Sweet and Spicy Popcorn


Description:
This is great for parties or a holiday snack.

Preheat oven to 300 degrees.


Ingredients:
Pop 1 cup popcorn in an air popper
to make approx. 2 quarts popped corn.
Use an extra large metal bowl.

In a saucepan melt:
1 cube butter or marg.

Stir in:
2/3 cup brown sugar
1 tsp. Cinnamon
1 tsp. Salt.


Directions:
Stir constantly, scraping the bottom of the pan until mixture thickens and bubbles.

Remove from heat and, with a tablespoon, drizzle mixture to evenly cover popcorn. Continue mixing and drizzling until sugar mixture is gone and popcorn is fairly evenly covered.

Place metal bowl of popcorn into oven and bake for 15 minutes.

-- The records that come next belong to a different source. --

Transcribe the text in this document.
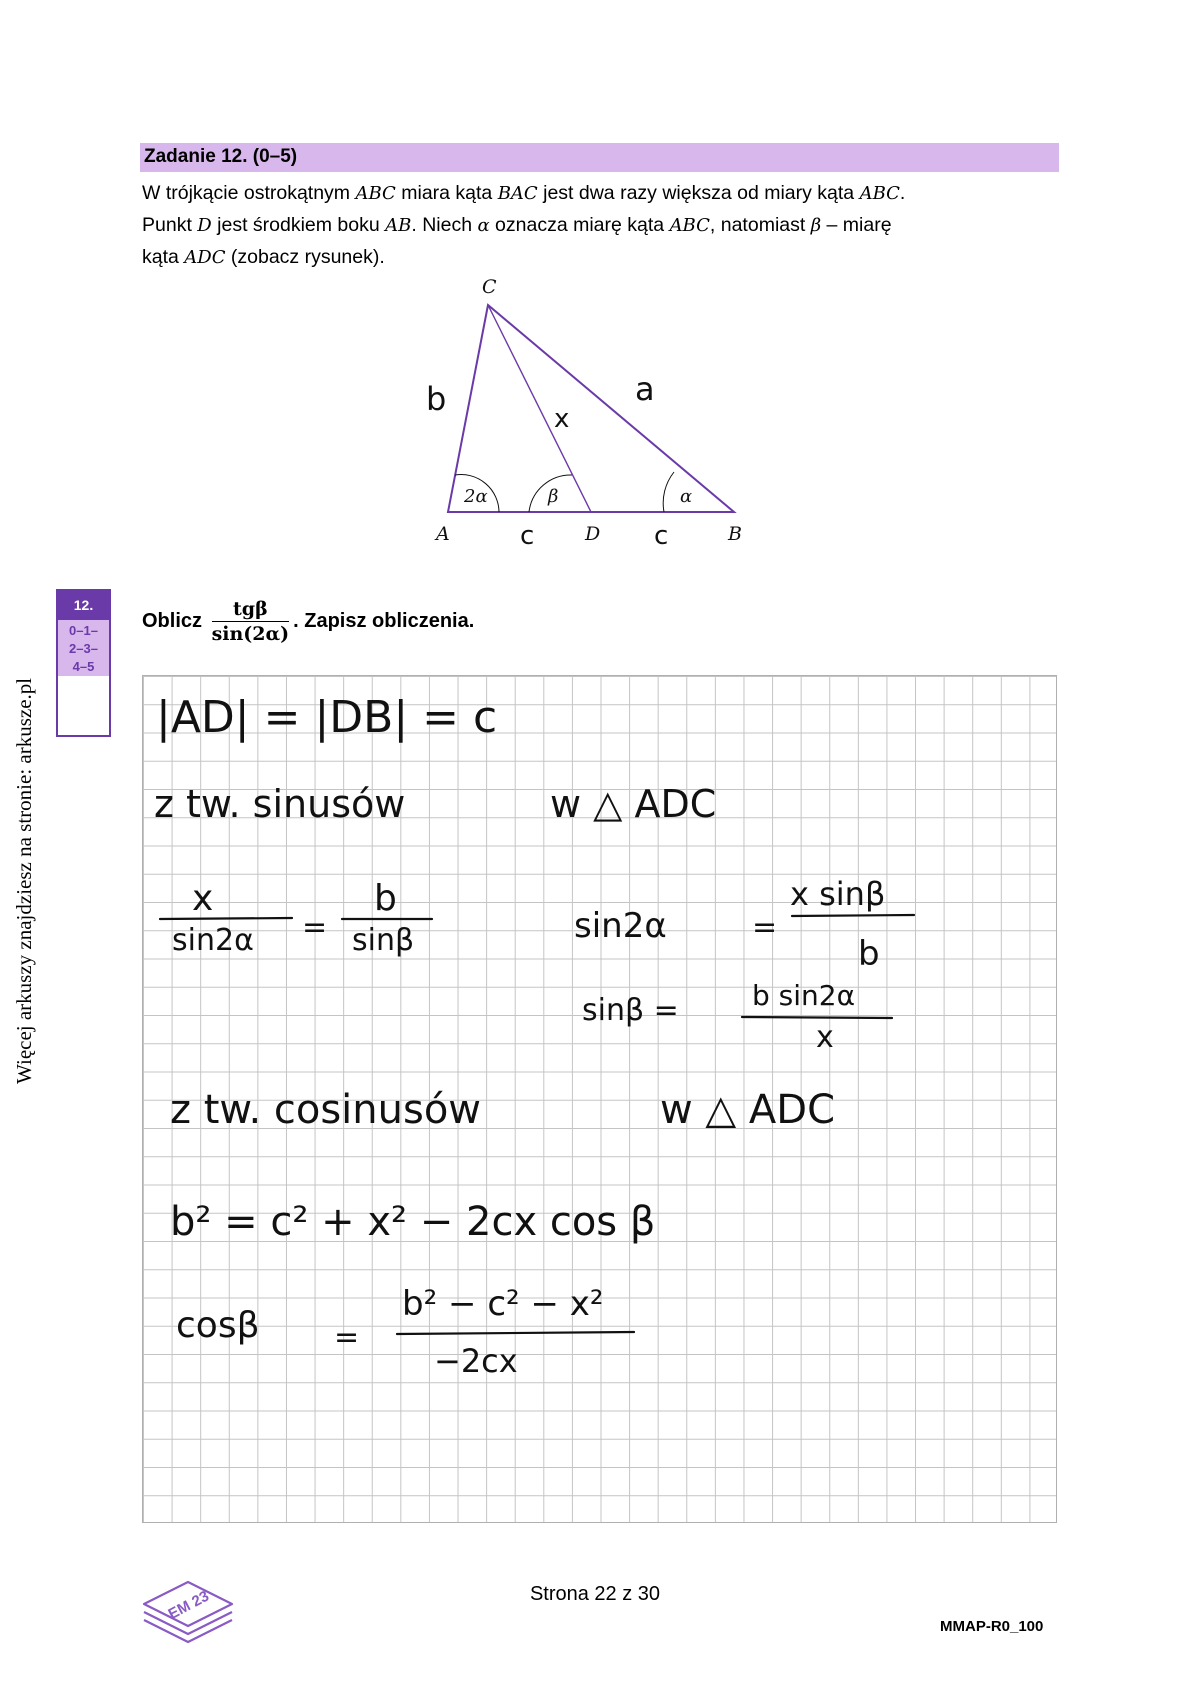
Więcej arkuszy znajdziesz na stronie: arkusze.pl
Zadanie 12. (0–5)
W trójkącie ostrokątnym ABC miara kąta BAC jest dwa razy większa od miary kąta ABC.
Punkt D jest środkiem boku AB. Niech α oznacza miarę kąta ABC, natomiast β – miarę
kąta ADC (zobacz rysunek).
C
A	D	B
2α	β	α
b	a
x
c	c
12.
0–1–
2–3–
4–5
Oblicz $\frac{\text{tgβ}}{\sin(2\alpha)}$ . Zapisz obliczenia.
|AD| = |DB| = c
z tw. sinusów	w △ ADC
x
sin2α =
b
sinβ	sin2α	=
x sinβ
b
sinβ =	b sin2α
x
z tw. cosinusów	w △ ADC
b² = c² + x² − 2cx cos β
cosβ =
b² − c² − x²
−2cx
EM 23	Strona 22 z 30
MMAP-R0_100
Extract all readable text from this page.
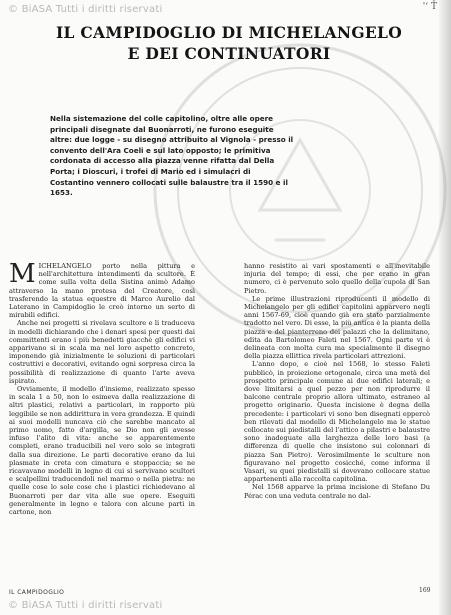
© BiASA Tutti i diritti riservati	'‘ Ť
IL CAMPIDOGLIO DI MICHELANGELO
E DEI CONTINUATORI

Nella sistemazione del colle capitolino, oltre alle opere principali disegnate dal Buonarroti, ne furono eseguite altre: due logge - su disegno attribuito al Vignola - presso il convento dell'Ara Coeli e sul lato opposto; le primitiva cordonata di accesso alla piazza venne rifatta dal Della Porta; i Dioscuri, i trofei di Mario ed i simulacri di Costantino vennero collocati sulle balaustre tra il 1590 e il 1653.

MICHELANGELO porto nella pittura e nell'architettura intendimenti da scultore. È come sulla volta della Sistina animò Adamo attraverso la mano protesa del Creatore, così trasferendo la statua equestre di Marco Aurelio dal Laterano in Campidoglio le creò intorno un serto di mirabili edifici.

Anche nei progetti si rivelava scultore e li traduceva in modelli dichiarando che i denari spesi per questi dai committenti erano i più benedetti giacchè gli edifici vi apparivano si in scala ma nel loro aspetto concreto, imponendo già inizialmente le soluzioni di particolari costruttivi e decorativi, evitando ogni sorpresa circa la possibilità di realizzazione di quanto l'arte aveva ispirato.

Ovviamente, il modello d'insieme, realizzato spesso in scala 1 a 50, non lo esimeva dalla realizzazione di altri plastici, relativi a particolari, in rapporto più leggibile se non addirittura in vera grandezza. E quindi ai suoi modelli nuncava ciò che sarebbe mancato al primo uomo, fatto d'argilla, se Dio non gli avesse infuso l'alito di vita: anche se apparentemente completi, erano traducibili nel vero solo se integrati dalla sua direzione. Le parti decorative erano da lui plasmate in creta con cimatura e stoppaccia; se ne ricavavano modelli in legno di cui si servivano scultori e scalpellini traducendoli nel marmo o nella pietra: ne quelle cose lo sole cose che i plastici richiedevano al Buonarroti per dar vita alle sue opere. Eseguiti generalmente in legno e talora con alcune parti in cartone, non

hanno resistito ai vari spostamenti e all'inevitabile injuria del tempo; di essi, che per erano in gran numero, ci è pervenuto solo quello della cupola di San Pietro.

Le prime illustrazioni riproducenti il modello di Michelangelo per gli edifici capitolini apparvero negli anni 1567-69, cioè quando già era stato parzialmente tradotto nel vero. Di esse, la più antica è la pianta della piazza e del pianterreno dei palazzi che la delimitano, edita da Bartolomeo Faleti nel 1567. Ogni parte vi è delineata con molta cura ma specialmente il disegno della piazza ellittica rivela particolari attrezioni.

L'anno dopo, e cioè nel 1568, lo stesso Faleti pubblicò, in proiezione ortogonale, circa una metà del prospetto principale comune ai due edifici laterali; e dove limitarsi a quel pezzo per non riprodurre il balcone centrale proprio allora ultimato, estraneo al progetto originario. Questa incisione è degna della precedente: i particolari vi sono ben disegnati eppercò ben rilevati dal modello di Michelangelo ma le statue collocate sui piedistalli del l'attico a pilastri e balaustre sono inadeguate alla larghezza delle loro basi (a differenza di quelle che insistono sui colonnari di piazza San Pietro). Verosimilmente le sculture non figuravano nel progetto cosicché, come informa il Vasari, su quei piedistalli si dovevano collocare statue appartenenti alla raccolta capitolina.

Nel 1568 apparve la prima incisione di Stefano Du Pérac con una veduta centrale no dal-

IL CAMPIDOGLIO	169
© BiASA Tutti i diritti riservati
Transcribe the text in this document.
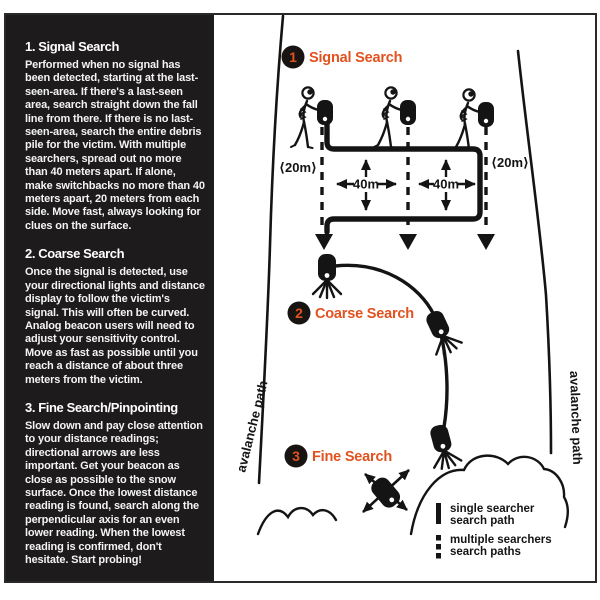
1. Signal Search

Performed when no signal has been detected, starting at the last-seen-area. If there's a last-seen area, search straight down the fall line from there. If there is no last-seen-area, search the entire debris pile for the victim. With multiple searchers, spread out no more than 40 meters apart. If alone, make switchbacks no more than 40 meters apart, 20 meters from each side. Move fast, always looking for clues on the surface.

2. Coarse Search

Once the signal is detected, use your directional lights and distance display to follow the victim's signal. This will often be curved. Analog beacon users will need to adjust your sensitivity control. Move as fast as possible until you reach a distance of about three meters from the victim.

3. Fine Search/Pinpointing

Slow down and pay close attention to your distance readings; directional arrows are less important. Get your beacon as close as possible to the snow surface. Once the lowest distance reading is found, search along the perpendicular axis for an even lower reading. When the lowest reading is confirmed, don't hesitate. Start probing!

avalanche path	avalanche path
1 Signal Search
40m	40m
⟨20m⟩	⟨20m⟩
2 Coarse Search
3 Fine Search
single searcher
search path
multiple searchers
search paths
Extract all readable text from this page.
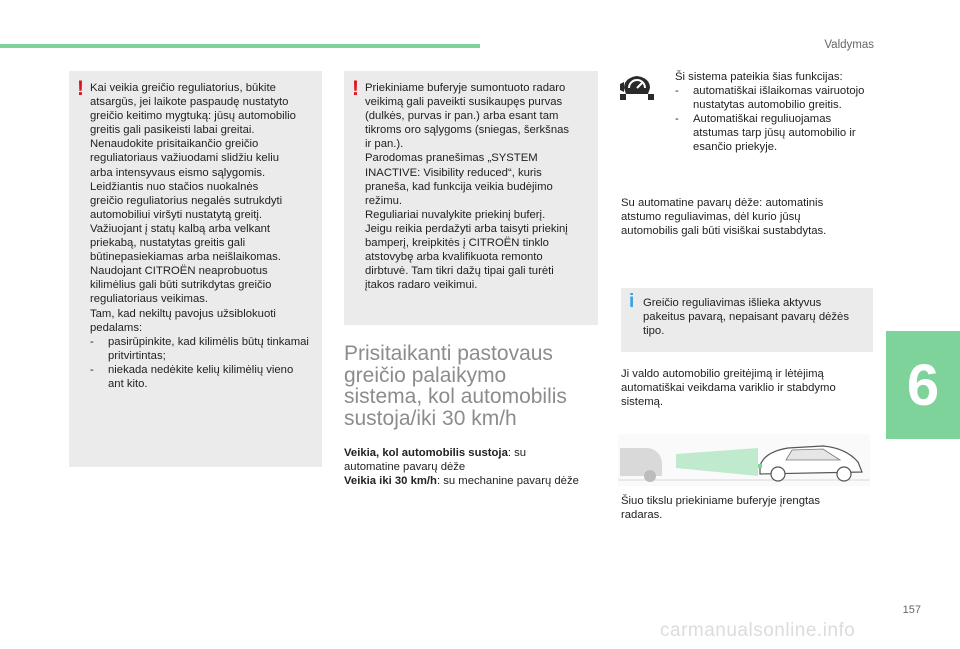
Valdymas
! Kai veikia greičio reguliatorius, būkite

atsargūs, jei laikote paspaudę nustatyto

greičio keitimo mygtuką: jūsų automobilio

greitis gali pasikeisti labai greitai.

Nenaudokite prisitaikančio greičio

reguliatoriaus važiuodami slidžiu keliu

arba intensyvaus eismo sąlygomis.

Leidžiantis nuo stačios nuokalnės

greičio reguliatorius negalės sutrukdyti

automobiliui viršyti nustatytą greitį.

Važiuojant į statų kalbą arba velkant

priekabą, nustatytas greitis gali

būtinepasiekiamas arba neišlaikomas.

Naudojant CITROËN neaprobuotus

kilimėlius gali būti sutrikdytas greičio

reguliatoriaus veikimas.

Tam, kad nekiltų pavojus užsiblokuoti

pedalams:

-	pasirūpinkite, kad kilimėlis būtų tinkamai pritvirtintas;
-	niekada nedėkite kelių kilimėlių vieno ant kito.
! Priekiniame buferyje sumontuoto radaro

veikimą gali paveikti susikaupęs purvas

(dulkės, purvas ir pan.) arba esant tam

tikroms oro sąlygoms (sniegas, šerkšnas

ir pan.).

Parodomas pranešimas „SYSTEM

INACTIVE: Visibility reduced“, kuris

praneša, kad funkcija veikia budėjimo

režimu.

Reguliariai nuvalykite priekinį buferį.

Jeigu reikia perdažyti arba taisyti priekinį

bamperį, kreipkitės į CITROËN tinklo

atstovybę arba kvalifikuota remonto

dirbtuvė. Tam tikri dažų tipai gali turėti

įtakos radaro veikimui.

Prisitaikanti pastovaus
greičio palaikymo
sistema, kol automobilis
sustoja/iki 30 km/h

Veikia, kol automobilis sustoja: su

automatine pavarų dėže

Veikia iki 30 km/h: su mechanine pavarų dėže

Ši sistema pateikia šias funkcijas:

-	automatiškai išlaikomas vairuotojo nustatytas automobilio greitis.
-	Automatiškai reguliuojamas atstumas tarp jūsų automobilio ir esančio priekyje.

Su automatine pavarų dėže: automatinis

atstumo reguliavimas, dėl kurio jūsų

automobilis gali būti visiškai sustabdytas.

i Greičio reguliavimas išlieka aktyvus

pakeitus pavarą, nepaisant pavarų dėžės

tipo.

Ji valdo automobilio greitėjimą ir lėtėjimą

automatiškai veikdama variklio ir stabdymo

sistemą.

Šiuo tikslu priekiniame buferyje įrengtas

radaras.

6
157
carmanualsonline.info
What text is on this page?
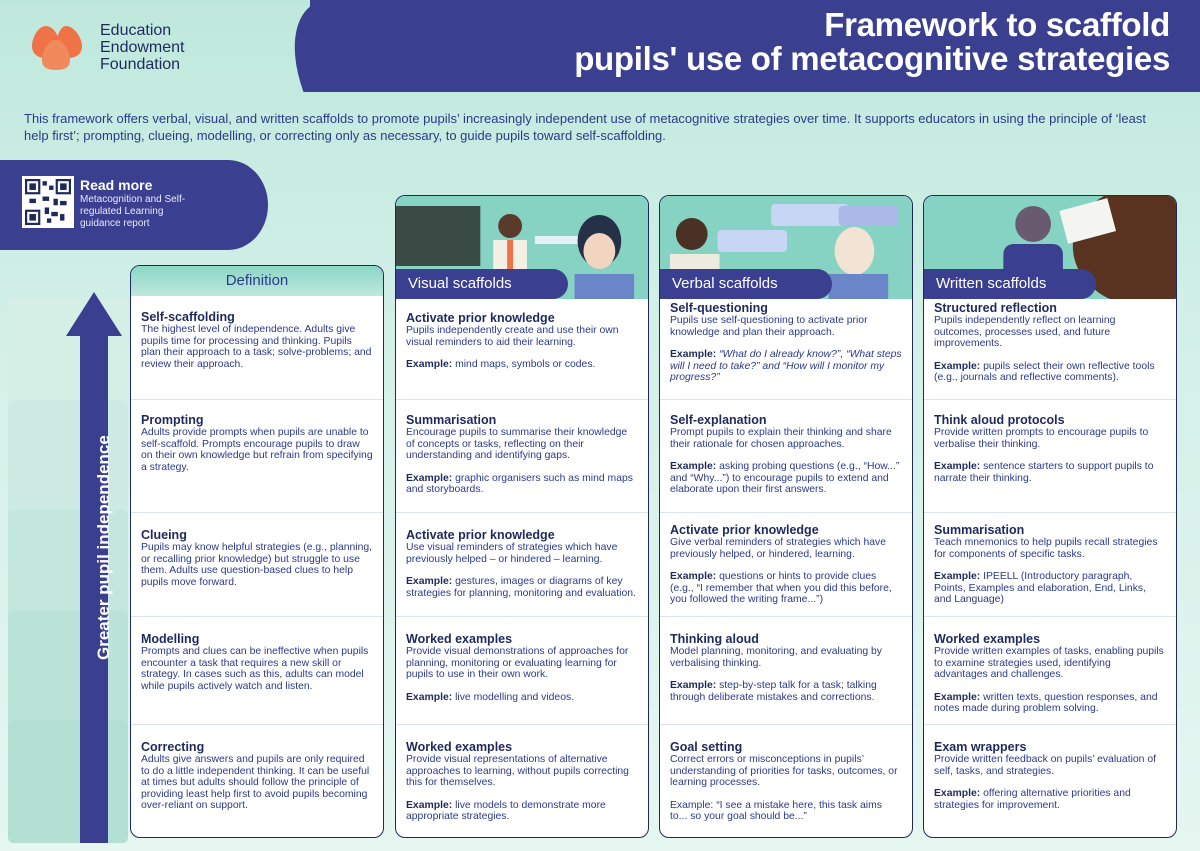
Education
Endowment
Foundation
Framework to scaffold
pupils' use of metacognitive strategies
This framework offers verbal, visual, and written scaffolds to promote pupils’ increasingly independent use of metacognitive strategies over time. It supports educators in using the principle of ‘least help first’; prompting, clueing, modelling, or correcting only as necessary, to guide pupils toward self-scaffolding.
Read more
Metacognition and Self-regulated Learning guidance report
Greater pupil independence
Definition
Self-scaffolding
The highest level of independence. Adults give pupils time for processing and thinking. Pupils plan their approach to a task; solve-problems; and review their approach.
Prompting
Adults provide prompts when pupils are unable to self-scaffold. Prompts encourage pupils to draw on their own knowledge but refrain from specifying a strategy.
Clueing
Pupils may know helpful strategies (e.g., planning, or recalling prior knowledge) but struggle to use them. Adults use question-based clues to help pupils move forward.
Modelling
Prompts and clues can be ineffective when pupils encounter a task that requires a new skill or strategy. In cases such as this, adults can model while pupils actively watch and listen.
Correcting
Adults give answers and pupils are only required to do a little independent thinking. It can be useful at times but adults should follow the principle of providing least help first to avoid pupils becoming over-reliant on support.
Visual scaffolds
Activate prior knowledge
Pupils independently create and use their own visual reminders to aid their learning.
Example: mind maps, symbols or codes.
Summarisation
Encourage pupils to summarise their knowledge of concepts or tasks, reflecting on their understanding and identifying gaps.
Example: graphic organisers such as mind maps and storyboards.
Activate prior knowledge
Use visual reminders of strategies which have previously helped – or hindered – learning.
Example: gestures, images or diagrams of key strategies for planning, monitoring and evaluation.
Worked examples
Provide visual demonstrations of approaches for planning, monitoring or evaluating learning for pupils to use in their own work.
Example: live modelling and videos.
Worked examples
Provide visual representations of alternative approaches to learning, without pupils correcting this for themselves.
Example: live models to demonstrate more appropriate strategies.
Verbal scaffolds
Self-questioning
Pupils use self-questioning to activate prior knowledge and plan their approach.
Example: “What do I already know?”, “What steps will I need to take?” and “How will I monitor my progress?”
Self-explanation
Prompt pupils to explain their thinking and share their rationale for chosen approaches.
Example: asking probing questions (e.g., “How...” and “Why...”) to encourage pupils to extend and elaborate upon their first answers.
Activate prior knowledge
Give verbal reminders of strategies which have previously helped, or hindered, learning.
Example: questions or hints to provide clues (e.g., “I remember that when you did this before, you followed the writing frame...”)
Thinking aloud
Model planning, monitoring, and evaluating by verbalising thinking.
Example: step-by-step talk for a task; talking through deliberate mistakes and corrections.
Goal setting
Correct errors or misconceptions in pupils’ understanding of priorities for tasks, outcomes, or learning processes.
Example: “I see a mistake here, this task aims to... so your goal should be...”
Written scaffolds
Structured reflection
Pupils independently reflect on learning outcomes, processes used, and future improvements.
Example: pupils select their own reflective tools (e.g., journals and reflective comments).
Think aloud protocols
Provide written prompts to encourage pupils to verbalise their thinking.
Example: sentence starters to support pupils to narrate their thinking.
Summarisation
Teach mnemonics to help pupils recall strategies for components of specific tasks.
Example: IPEELL (Introductory paragraph, Points, Examples and elaboration, End, Links, and Language)
Worked examples
Provide written examples of tasks, enabling pupils to examine strategies used, identifying advantages and challenges.
Example: written texts, question responses, and notes made during problem solving.
Exam wrappers
Provide written feedback on pupils’ evaluation of self, tasks, and strategies.
Example: offering alternative priorities and strategies for improvement.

Then remove from oven and stir until popcorn doesn’t stick together.

Wednesday, April 25, 2012

Funeral Potatoes



Ingredients:
24-32 oz. bag frozen hashbrowns
2 cups shredded cheese
1 can cream of chicken (or mushroom) soup
1 tsp salt
2 cups sour cream
1/2 cube melted butter
1 T minced onions
2 cups crushed corn flakes
2 T melted butter

Directions:
1. Puncture potato bag. Place on a paper towel and microwave for 15 minutes.

2. Mix everything but corn flakes and last 2 T butter. Add hash browns when they're done. Mix all together and pour into 9 x 13 pan.

3. Crush corn flakes in food processor and mix with 2 T melted butter. Sprinkle evenly on top of potato mixture.

4. Cook at 350 degrees F for 50 minutes.

Sunday, April 22, 2012

Slow Cooker Cilantro Lime Chicken


(recipe courtesy of Allrecipes.com)

A very flavorful shredded chicken recipe. Makes a ton so I freeze the extras for other recipes that call for cooked chicken. I also put this together the night before, store it in the fridge, and then plug the slow cooker in the next morning before church.

Ingredients:
1 (16 oz) jar salsa
1 (1.25 oz) package dry taco seasoning mix
1 lime, juiced (or 2 T lime juice)
3 T chopped fresh cilantro
3 pounds boneless, skinless chicken breast halves

Directions:
1. Place the salsa, taco seasoning, lime juice, and cilantro into a slow cooker and stir to combine. Add the chicken breast (cut them in half so they marinate and cook more evenly) and stir to coat with the salsa mixture. Cover the cooker, set to High, and cook until the chicken is very tender, about 4 hours. If desired, set cooker to Low and cook 6 to 8 hours. Shred chicken with 2 forks to serve.

Make into tacos with flour tortillas, shredded cheese, tomatoes, green peppers, onions, sour cream and avocados.